BECK Béatrix | Plus loin mais où

Coup-de-cœur de Justine ARNAL pour Plus loin mais où de Béatrix BECK
DISSONANCES #46

En 1997, âgée de 83 ans, Béatrix Beck signe une dernière œuvre romanesque au titre programmatique : Plus loin mais où. Réédité en 2024 aux éditions du Chemin de fer (accompagné de dessins de Vincent Bizien), ce roman est un condensé de l’exubérance beckienne dont la singularité tient autant à la férocité de son humour qu’à cette langue si charpentée où tous les registres se côtoient.
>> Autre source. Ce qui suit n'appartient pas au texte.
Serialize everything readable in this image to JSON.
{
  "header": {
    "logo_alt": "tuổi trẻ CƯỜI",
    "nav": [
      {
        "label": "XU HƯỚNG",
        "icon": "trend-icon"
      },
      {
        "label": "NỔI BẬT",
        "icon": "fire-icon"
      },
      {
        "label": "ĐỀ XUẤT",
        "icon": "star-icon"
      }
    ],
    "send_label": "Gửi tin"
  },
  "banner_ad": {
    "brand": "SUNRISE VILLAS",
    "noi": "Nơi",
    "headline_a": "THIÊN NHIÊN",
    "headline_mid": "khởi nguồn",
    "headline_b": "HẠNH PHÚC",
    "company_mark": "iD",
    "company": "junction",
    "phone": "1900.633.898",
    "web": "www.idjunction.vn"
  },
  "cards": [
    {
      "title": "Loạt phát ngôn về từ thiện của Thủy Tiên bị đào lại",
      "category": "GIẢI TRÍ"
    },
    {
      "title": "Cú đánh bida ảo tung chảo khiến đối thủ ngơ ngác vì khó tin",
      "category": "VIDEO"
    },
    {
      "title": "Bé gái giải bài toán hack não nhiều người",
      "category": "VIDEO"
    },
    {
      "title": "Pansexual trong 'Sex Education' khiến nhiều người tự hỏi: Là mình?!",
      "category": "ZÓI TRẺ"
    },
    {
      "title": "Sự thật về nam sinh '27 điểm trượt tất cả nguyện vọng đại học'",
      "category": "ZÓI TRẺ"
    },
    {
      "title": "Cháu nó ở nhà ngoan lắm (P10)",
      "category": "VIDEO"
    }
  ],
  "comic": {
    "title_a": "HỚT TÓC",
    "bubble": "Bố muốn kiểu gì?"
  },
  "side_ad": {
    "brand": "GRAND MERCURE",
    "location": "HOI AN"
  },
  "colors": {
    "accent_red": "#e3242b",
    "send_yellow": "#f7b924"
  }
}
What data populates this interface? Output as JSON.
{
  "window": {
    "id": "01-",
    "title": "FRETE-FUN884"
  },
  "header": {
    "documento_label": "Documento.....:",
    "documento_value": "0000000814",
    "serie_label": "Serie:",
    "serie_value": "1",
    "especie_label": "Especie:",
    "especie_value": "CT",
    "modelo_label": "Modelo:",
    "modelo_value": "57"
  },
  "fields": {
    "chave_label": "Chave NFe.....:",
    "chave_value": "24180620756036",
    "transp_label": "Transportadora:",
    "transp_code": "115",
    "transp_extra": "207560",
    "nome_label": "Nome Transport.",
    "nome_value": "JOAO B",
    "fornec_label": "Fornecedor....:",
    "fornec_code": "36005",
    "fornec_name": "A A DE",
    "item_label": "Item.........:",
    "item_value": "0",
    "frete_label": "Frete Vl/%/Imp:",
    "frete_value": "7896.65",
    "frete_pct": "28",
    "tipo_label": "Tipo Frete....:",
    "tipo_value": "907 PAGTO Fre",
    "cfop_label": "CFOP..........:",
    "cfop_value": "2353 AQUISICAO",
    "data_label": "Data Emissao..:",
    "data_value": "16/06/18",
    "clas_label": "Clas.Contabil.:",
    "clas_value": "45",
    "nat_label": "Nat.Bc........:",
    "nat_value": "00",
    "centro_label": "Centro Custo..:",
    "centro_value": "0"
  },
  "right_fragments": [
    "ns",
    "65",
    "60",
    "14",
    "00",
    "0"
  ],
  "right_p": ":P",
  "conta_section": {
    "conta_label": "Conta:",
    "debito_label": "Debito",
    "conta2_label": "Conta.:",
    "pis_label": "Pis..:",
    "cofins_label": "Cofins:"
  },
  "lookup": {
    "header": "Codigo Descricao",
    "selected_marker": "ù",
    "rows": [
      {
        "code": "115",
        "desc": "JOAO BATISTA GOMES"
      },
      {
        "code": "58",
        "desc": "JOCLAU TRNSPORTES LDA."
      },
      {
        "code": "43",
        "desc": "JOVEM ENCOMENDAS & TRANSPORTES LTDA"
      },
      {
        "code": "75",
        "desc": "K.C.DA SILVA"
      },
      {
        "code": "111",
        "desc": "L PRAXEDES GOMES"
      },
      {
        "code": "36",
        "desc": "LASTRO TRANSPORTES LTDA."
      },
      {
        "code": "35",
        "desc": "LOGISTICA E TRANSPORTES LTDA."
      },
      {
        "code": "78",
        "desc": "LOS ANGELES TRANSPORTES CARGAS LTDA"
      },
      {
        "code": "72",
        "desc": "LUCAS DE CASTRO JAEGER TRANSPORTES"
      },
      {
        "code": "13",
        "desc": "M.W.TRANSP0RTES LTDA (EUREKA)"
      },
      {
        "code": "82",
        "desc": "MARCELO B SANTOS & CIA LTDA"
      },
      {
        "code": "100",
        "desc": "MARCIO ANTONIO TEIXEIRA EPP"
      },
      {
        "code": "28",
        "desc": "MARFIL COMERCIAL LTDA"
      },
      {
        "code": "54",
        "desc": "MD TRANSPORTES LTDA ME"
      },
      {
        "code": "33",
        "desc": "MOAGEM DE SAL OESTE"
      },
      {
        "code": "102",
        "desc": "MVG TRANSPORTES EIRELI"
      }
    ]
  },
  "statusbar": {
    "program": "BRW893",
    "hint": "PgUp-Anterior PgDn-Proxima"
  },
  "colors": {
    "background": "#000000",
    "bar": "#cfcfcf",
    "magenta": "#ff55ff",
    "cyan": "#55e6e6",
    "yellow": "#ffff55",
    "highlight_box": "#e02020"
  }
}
«  On dit que je fais peur aux gens, tant mieux comme ça ils viennent pas. » : ainsi s’ouvre Plus loin mais où, le point de vue de départ étant celui de Marceline Lantier, vieille dame revêche un peu sorcière, misanthrope radicale vivant de mauvais vin et de rapine, rencontrant Yann Rosengold, étudiant juif en sociologie qui décide de faire de ce « fossile vivant […] maligne comme une fièvre  », son sujet de mémoire. Mais à peine le cadre de sa narration semble-t-il posé dans ce paysage rural reculé, que Beck le pulvérise par la mort brutale de Marceline, l’histoire bifurquant alors vers la ville pour suivre le destin de Yann, devenu professeur, séduisant ses étudiantes…

On retrouve ici les thèmes chers à l’autrice : judéité et nazisme, refus de la morale bourgeoise et de toute convention, existences marginales bricolées pour la liberté, enfants non désirés, rencontre fabuleuse entre deux êtres issus de classes sociales que tout semble opposer, morts brutales. En multipliant les ruptures temporelles sans transition, tout se donne finalement autant dans la concision que dans le silence et les nombreuses ellipses.

Le temps étant compté, son autrice ne feignant jamais de l’ignorer, Plus loin mais où déploie une écriture à l’os, insolente, inconvenante et jubilatoire. Brutale et vivifiante.